Saber Assal a déjà, voici quelques années, retracé l'histoire de sa vie dans un livre, À l'ombre des gouttes (Le Cerisier, 2000). Une histoire qu'il complète aujourd'hui en remontant dans le temps et en élargissant le champ puisqu'il prête sa voix et sa plume à sa mère dans Parle-moi de ton absence. Cette autre vie, cette vie antérieure mais aussi parallèle, il ne pouvait la connaître. Il a fallu qu'elle la lui raconte, après une séparation de trente ans. Que ce récit différé, que cette longue confidence d'une mère à son fils soit difficile, douloureuse, violente, sa nécessité va de soi. Il faut combler les béances, insupportables parce qu'incompréhensibles, guérir enfin les plaies infligées de l'extérieur ou venant de ce qu'on considérait comme le plus intime de sa vie. Inès, la mère de Saber et de ses quatre frères et sœurs, a été mariée de force au Maroc à l'âge de treize ans. À raison d'une grossesse par an, sans compter un avortement imposé, elle se retrouve, à vingt ans, émigrée en Belgique, chargée de responsabilités, travaillant dur et subissant des violences psychologiques et physiques, à la merci d'un mari brutal, profiteur et, bien entendu, infidèle. Elle fait un effort d'assimilation, montre beaucoup de courage, entreprend par elle-même, mais reste soumise à l'autorité masculine. Lors d'un séjour au Maroc, fallacieusement présenté comme un répit, des vacances, elle sera victime du rapt de ses enfants que son mari emmène en Belgique, l'abandonnant à Casablanca avec sa dernière-née, sans papiers, sans ressources, sans la moindre idée d'un endroit où les chercher. Incapable d'agir ou de faire valoir ses droits parce qu'elle est infériorisée en tant que femme, face à la tradition musulmane et à une justice inégalitaire. Quel que soit son combat, elle se heurte à toutes sortes de violences, psychologiques, familiales, sociales, ethniques, religieuses… Et c'est ce vécu que transmet son récit, où alternent les voix : la sienne, voix parlée, familière, ingénue encore et celle de son fils, qui s'est appliqué à transcrire ce discours spontané dans le registre plus soutenu d'un français qu'elle n'a jamais appris vraiment. Il le fallait. C'était pour lui et pour tous ceux qui le liraient une manière d'expliquer une absence incompréhensible, de réparer ce dont il n'était pas responsable. Une manière aussi d'honorer sa mère, de restaurer sa dignité et, si possible, de lui rendre le goût de la vie.

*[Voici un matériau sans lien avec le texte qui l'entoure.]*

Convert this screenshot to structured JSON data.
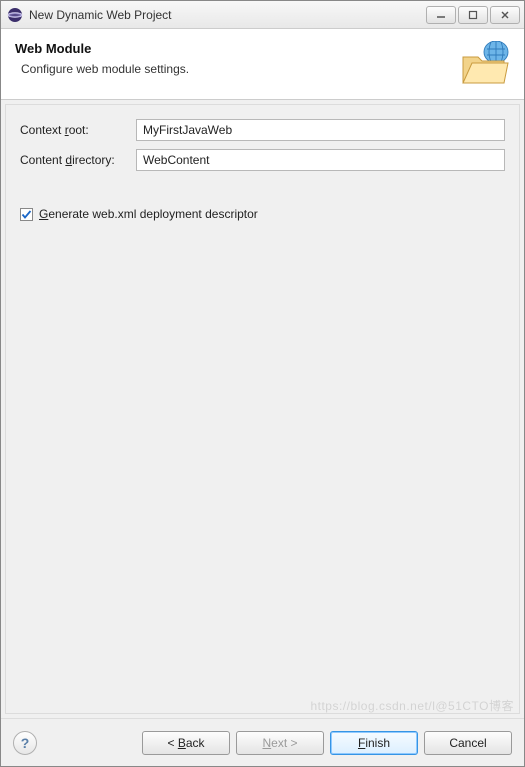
{
  "titlebar": {
    "title": "New Dynamic Web Project"
  },
  "banner": {
    "title": "Web Module",
    "subtitle": "Configure web module settings."
  },
  "fields": {
    "context_root": {
      "label_pre": "Context ",
      "label_u": "r",
      "label_post": "oot:",
      "value": "MyFirstJavaWeb"
    },
    "content_dir": {
      "label_pre": "Content ",
      "label_u": "d",
      "label_post": "irectory:",
      "value": "WebContent"
    }
  },
  "checkbox": {
    "checked": true,
    "label_u": "G",
    "label_post": "enerate web.xml deployment descriptor"
  },
  "buttons": {
    "back_pre": "< ",
    "back_u": "B",
    "back_post": "ack",
    "next_u": "N",
    "next_post": "ext >",
    "finish_u": "F",
    "finish_post": "inish",
    "cancel": "Cancel"
  },
  "watermark": "https://blog.csdn.net/l@51CTO博客"
}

Voici donc à proprement parler un récit de vie, singulier, fortement «individué » à première vue. Et pourtant, il résonne bien au-delà de ce propos. Il invite à une réflexion générale sur les conditions de vie de ce qu'on appelle encore les minorités, à savoir les minorisés de nos sociétés, d'ailleurs et d'ici, qu'il faut regarder de près précisément. Il impose de se faire une opinion, de formuler un jugement et de prendre position. C'est aussi le rôle de la littérature.